Author
Steer v Stormsure Limited [2021] EWCA Civ 887
Background
Interim relief is rarely sought and even more rarely granted. In certain types of automatically unfair dismissal cases, primarily whistleblowing claims and trade union membership claims, an Employment Tribunal (ET) has the power to grant an employee interim relief. The relief may be an order that the employer continues to employ the employee (or, if it is unwilling to employ them, to continue paying their salary) until the case is determined. It is not available in Equality Act claims, for example, those alleging discrimination.
On 19 January 2021, we published an article setting out the Employment Appeal Tribunal’s (EAT) judgment in the case of Steer v Stormsure Limited (here). In its judgment, the EAT considered whether those who wish to bring a claim for whistleblowing, and are entitled to apply for interim relief, are in an analogous situation to someone wishing to bring a claim of discriminatory dismissal, and, if so, whether the difference in treatment could be justified.
The Claimant argued that the difference in protection for discrimination cases breached the European Convention on Human Rights (ECHR) on the prohibition of discrimination and on the right to a fair trial. As such, the EAT was asked to consider whether the difference in remedy between whistleblowing and discrimination claims was justifiable and compatible with the ECHR.

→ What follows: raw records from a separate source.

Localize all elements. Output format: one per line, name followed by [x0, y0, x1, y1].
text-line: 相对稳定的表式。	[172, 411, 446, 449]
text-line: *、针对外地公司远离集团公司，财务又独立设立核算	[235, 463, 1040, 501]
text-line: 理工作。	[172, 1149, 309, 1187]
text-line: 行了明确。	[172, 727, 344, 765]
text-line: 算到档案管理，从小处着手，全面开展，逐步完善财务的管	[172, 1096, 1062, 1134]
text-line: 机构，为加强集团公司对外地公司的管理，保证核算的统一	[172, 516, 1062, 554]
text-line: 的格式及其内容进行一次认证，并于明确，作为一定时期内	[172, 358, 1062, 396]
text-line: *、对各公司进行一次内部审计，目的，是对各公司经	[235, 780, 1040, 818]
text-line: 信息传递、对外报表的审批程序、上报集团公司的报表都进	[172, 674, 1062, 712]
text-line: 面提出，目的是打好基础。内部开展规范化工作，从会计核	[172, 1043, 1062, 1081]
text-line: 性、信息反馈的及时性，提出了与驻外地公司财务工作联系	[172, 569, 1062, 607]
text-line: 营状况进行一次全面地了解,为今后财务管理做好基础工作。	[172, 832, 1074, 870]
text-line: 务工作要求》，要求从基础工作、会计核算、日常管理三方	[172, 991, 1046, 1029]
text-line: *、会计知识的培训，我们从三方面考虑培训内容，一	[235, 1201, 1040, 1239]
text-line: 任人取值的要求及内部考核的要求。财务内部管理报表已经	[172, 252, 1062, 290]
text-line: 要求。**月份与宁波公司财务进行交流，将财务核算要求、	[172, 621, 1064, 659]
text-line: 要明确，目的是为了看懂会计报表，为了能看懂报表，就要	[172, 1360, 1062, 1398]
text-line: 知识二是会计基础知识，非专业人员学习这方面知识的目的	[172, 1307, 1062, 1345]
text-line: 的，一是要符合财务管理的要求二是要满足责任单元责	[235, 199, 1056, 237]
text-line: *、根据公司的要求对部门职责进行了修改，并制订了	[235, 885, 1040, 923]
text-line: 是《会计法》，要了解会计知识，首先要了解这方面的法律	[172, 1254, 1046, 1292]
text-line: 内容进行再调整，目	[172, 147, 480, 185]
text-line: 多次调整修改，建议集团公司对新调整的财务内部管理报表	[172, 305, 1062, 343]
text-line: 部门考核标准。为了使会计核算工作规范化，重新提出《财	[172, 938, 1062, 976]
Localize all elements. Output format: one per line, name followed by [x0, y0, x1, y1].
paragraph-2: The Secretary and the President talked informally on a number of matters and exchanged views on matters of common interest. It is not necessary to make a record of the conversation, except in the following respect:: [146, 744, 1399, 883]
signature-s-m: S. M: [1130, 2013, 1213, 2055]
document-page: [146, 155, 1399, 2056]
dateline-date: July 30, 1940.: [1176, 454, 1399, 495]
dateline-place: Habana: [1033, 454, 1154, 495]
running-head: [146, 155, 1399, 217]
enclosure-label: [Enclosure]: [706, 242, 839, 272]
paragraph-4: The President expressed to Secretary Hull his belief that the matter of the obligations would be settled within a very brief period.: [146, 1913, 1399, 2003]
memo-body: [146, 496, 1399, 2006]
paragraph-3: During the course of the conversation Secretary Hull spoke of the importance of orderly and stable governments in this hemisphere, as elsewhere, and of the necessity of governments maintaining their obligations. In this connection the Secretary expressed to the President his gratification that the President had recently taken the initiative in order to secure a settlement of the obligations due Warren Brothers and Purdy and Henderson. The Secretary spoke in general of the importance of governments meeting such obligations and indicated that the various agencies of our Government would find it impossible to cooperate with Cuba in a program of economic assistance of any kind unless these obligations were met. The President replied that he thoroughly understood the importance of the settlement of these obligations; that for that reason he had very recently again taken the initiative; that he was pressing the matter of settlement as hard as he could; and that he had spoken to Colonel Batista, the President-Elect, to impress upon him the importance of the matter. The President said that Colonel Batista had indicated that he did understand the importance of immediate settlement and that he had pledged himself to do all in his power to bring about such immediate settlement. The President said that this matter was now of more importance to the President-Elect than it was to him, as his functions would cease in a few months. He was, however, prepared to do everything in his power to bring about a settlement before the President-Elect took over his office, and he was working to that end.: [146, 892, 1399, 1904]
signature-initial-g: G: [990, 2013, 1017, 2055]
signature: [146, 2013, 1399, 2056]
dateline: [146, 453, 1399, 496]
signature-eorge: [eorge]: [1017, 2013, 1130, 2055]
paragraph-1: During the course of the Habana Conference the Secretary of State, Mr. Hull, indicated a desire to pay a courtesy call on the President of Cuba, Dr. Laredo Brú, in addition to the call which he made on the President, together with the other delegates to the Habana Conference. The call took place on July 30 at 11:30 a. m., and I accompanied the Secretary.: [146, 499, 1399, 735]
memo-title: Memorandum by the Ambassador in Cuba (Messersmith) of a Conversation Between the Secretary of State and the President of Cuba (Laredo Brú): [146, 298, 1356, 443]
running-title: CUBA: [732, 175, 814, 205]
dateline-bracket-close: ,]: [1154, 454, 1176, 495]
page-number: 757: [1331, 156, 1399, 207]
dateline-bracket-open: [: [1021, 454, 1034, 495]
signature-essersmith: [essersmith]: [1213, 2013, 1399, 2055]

However, the EAT considered it did not have the power to make a ‘declaration of incompatibility’ under the Human Rights Act 1998, which requires UK legislation to be interpreted in a way which is compatible with the ECHR. Nor was it prepared to extend interim relief to discrimination cases. As a result, it dismissed the appeal but granted permission for the employee to appeal to the Court of Appeal to rule on the incompatibility point.
What did the Court of Appeal decide?
The Court of Appeal has now held that the ability to make an interim relief application does not extend to discrimination claims. It was confirmed that it is only available for a small and select group of substantive claims in which Parliament has conferred jurisdiction on the ET to grant interim relief.
The judgment noted that “The fact that a particular remedy is available in litigation of type A but not of type B does not constitute discrimination against the claimant in a type B case on the ground of her status as a type B claimant.” It was also stated that the decision to make such an extension would be a matter for Parliament, not the courts.
What can employers take from this?
The outcome to this case was highly anticipated as, had the Claimant been successful, the decision could have meant a substantial change in employment law.
However, this is a welcomed judgment for employers. Whilst the threshold for claimants to be granted interim relief is a relatively high one, the inclusion of Equality Act claims in the select claims that are eligible for interim relief would have the potential to add another layer of litigation and cost to already complex claims.
It has also been suggested that this decision would mean the backlog of ET cases would increase even further, as tribunals are obliged to give interim relief hearings priority over other cases. Given that the ET has already suffered from additional backlog due to Covid-19 restrictions, any further delay would not be desirable.